Of course, if Mr Brookes were alone up there while he was doing all of this your eye might well catch him out, especially if you had been duped by a man dressed like him before. But he isn’t alone, and at every crucial moment that suspicious eye of yours is cleverly distracted. Sandra’s high heels and hobbling skirt may make her seem gangly and insecure, and she may have to be handed up steps and carried from one place to the other – but all of this makes you completely miss the fact that each of her moves is expertly timed and delivered, drawing your eyes away from Mr Brookes’s deceptive hands just when you should be watching them closely. Likewise, the apron and cap and cuffs all conspire to make her maid’s outfit seem quite fussy and elaborate, whereas in fact everything she has on is rigged to be ripped off in a moment. It’s all, as they say, an act. The demure high neck of the blouse is only there to conceal the rubies she’s already wearing underneath, and the cap isn’t there to tell you she’s a hard-working domestic at all; it conceals the fact that her own hair is already pin-curled flat, ready for her to get the blonde quick-change wig pulled on over it in the wings in one neat tug.
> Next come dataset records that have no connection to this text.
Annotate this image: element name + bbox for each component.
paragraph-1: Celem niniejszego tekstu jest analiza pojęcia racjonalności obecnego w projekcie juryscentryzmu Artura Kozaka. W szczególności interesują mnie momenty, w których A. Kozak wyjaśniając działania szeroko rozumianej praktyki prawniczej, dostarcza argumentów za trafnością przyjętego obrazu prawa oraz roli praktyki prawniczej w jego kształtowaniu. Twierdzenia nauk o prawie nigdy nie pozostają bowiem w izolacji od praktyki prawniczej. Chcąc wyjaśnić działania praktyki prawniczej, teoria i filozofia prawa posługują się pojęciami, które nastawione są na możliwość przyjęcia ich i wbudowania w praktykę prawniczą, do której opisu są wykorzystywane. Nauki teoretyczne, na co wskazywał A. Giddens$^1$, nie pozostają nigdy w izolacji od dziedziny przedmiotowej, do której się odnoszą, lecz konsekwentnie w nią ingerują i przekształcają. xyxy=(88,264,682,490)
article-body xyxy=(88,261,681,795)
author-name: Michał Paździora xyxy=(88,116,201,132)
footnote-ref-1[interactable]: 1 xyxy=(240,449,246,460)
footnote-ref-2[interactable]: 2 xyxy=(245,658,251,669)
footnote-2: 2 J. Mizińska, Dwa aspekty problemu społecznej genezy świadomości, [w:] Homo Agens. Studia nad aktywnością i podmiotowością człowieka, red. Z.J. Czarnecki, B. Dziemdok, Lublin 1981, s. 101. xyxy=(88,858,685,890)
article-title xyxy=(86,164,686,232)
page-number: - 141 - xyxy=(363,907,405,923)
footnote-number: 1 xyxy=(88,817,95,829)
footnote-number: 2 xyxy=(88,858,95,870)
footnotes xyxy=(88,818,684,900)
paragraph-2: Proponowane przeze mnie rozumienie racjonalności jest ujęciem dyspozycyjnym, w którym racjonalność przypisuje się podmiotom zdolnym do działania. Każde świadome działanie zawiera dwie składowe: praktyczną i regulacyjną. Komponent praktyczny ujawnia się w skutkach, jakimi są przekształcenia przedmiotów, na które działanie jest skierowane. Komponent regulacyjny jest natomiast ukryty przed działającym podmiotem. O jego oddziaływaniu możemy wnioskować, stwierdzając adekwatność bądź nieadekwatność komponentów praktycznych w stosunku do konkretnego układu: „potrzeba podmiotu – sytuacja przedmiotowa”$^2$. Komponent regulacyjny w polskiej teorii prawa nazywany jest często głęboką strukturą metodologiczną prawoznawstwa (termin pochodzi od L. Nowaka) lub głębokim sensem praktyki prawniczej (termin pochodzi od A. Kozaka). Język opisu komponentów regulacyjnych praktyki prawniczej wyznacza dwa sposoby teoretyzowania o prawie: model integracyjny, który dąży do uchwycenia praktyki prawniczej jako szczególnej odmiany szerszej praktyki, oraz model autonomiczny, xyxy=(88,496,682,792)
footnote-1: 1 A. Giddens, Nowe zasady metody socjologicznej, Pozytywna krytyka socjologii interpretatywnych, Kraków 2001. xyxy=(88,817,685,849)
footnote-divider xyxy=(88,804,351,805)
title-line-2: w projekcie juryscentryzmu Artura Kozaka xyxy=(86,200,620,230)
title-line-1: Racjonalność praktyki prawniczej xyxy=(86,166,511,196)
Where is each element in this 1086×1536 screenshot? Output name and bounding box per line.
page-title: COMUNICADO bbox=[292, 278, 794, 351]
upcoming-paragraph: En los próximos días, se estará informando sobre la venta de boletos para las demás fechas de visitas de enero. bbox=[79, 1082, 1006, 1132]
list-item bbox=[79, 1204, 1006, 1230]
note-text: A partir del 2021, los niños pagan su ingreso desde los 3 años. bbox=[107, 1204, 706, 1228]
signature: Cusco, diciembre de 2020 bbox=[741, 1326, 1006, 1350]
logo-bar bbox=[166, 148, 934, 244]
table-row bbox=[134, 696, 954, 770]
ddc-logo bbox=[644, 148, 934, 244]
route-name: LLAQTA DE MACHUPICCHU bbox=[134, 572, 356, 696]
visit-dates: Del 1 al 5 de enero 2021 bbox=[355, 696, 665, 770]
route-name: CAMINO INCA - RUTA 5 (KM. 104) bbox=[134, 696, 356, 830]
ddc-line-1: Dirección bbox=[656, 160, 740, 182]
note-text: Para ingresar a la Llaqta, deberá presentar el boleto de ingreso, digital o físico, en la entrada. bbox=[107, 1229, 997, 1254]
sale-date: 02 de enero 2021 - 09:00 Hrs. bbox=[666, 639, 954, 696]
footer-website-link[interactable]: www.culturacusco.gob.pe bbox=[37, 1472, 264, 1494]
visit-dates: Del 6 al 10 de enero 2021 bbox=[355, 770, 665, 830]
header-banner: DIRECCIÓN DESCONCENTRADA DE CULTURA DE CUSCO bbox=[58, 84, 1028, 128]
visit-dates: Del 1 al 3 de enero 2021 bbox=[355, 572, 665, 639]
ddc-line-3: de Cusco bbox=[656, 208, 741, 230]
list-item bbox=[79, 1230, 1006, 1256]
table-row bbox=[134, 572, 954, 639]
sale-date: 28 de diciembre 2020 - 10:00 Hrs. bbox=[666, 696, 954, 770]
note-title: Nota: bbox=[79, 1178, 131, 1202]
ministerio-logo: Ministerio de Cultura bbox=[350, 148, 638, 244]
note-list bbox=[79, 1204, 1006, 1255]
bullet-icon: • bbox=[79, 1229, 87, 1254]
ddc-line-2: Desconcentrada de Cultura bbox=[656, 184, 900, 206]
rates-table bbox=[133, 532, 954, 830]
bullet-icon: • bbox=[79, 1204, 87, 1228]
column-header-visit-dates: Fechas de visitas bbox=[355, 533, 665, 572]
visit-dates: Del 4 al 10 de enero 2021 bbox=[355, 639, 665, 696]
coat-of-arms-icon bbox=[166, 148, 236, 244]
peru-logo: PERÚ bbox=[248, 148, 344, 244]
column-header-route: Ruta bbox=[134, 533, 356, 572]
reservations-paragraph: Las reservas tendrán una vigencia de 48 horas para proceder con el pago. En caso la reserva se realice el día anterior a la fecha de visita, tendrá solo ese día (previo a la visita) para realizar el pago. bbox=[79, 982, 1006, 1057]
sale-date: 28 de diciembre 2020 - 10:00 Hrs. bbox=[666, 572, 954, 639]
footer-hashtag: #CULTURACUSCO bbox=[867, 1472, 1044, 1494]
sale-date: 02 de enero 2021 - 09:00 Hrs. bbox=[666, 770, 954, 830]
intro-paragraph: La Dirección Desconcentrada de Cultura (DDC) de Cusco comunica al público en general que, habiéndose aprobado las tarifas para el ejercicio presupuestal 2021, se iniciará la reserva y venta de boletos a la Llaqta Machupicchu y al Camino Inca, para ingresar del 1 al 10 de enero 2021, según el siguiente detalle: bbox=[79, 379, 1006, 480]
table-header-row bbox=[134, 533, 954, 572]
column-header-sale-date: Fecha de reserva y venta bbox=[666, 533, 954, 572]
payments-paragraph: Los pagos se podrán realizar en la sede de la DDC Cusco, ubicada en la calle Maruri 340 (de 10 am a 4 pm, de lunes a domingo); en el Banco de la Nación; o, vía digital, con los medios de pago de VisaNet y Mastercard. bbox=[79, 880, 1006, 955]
It also usefully combines with her three-inch heels to make her seem nearly as tall as Mr Brookes, so that you believe she almost fills the just-big-enough magic cabinet (the mirrors help with that too) – and therefore couldn’t possibly squeeze herself into anything smaller.
And what about Reggie? What’s he up to? When the two stagehands wheel on the draped cabinet in reponse to Mr Brookes’s first wolf-whistled summons, they rotate it. This is quite unneccesary, but demonstrates that there is no one clinging to its outside. As soon as he has undraped it, Mr Brookes opens the doors at the front, thus showing you straight away that there’s no one inside either. This is of course all more deception; Reggie was inside the cabinet when the stagehands were showing you the outside, and outside when Mr Brookes was showing you the inside, slipping through a panel hidden in the mirrors and then clinging like a monkey to the back of the cabinet by means of those two conveniently placed handles, toes perched on that otherwise unneccessary strip of moulding. The minute Sandra is in the box he flips open the panel again, and they start working as one. The rope round her wrists goes between her teeth; the one round her ankles is passed out to Reg, together with her cap, shoes and quickly ripped-off skirt. Then, while she lifts herself momentarily up using two hand-grips hidden in the ceiling of the cabinet, he opens the trap in its floor. The now barefoot Sandra drops down through the open floor and then, via another opening panel down in the base of the cabinet, folds herself into the open back of the flight of steps. Again, it’s not easy, but bending is how she makes her living – and with enough practice and determination it’s surprising just how small a space a person can fold themselves into. She pulls her knees to her chest, braces herself with her hands and bites down hard on the rope between her teeth.
As she is doing all of this – and as she’s then being wheeled off into the wings by the two stagehands – you quite naturally think she is still tied up in the cabinet; not because you are stupid, but because having seen how clumsy and constrained she is, you cannot imagine her doing anything skilfully or fast.
Because the steps are brought onstage by two stagehands who look like nice boys, and who clearly aren’t part of the act proper at all, so couldn’t possibly be part of any deception.
Because the steps are so bloody small – or rather, cleverly insignificant, compared with the painted and glittered and spotlit cabinet.
Because you’re too busy watching Mr Brookes do lots of urgent, impressive and entirely unnecessary things with a chain, a fake padlock and a key.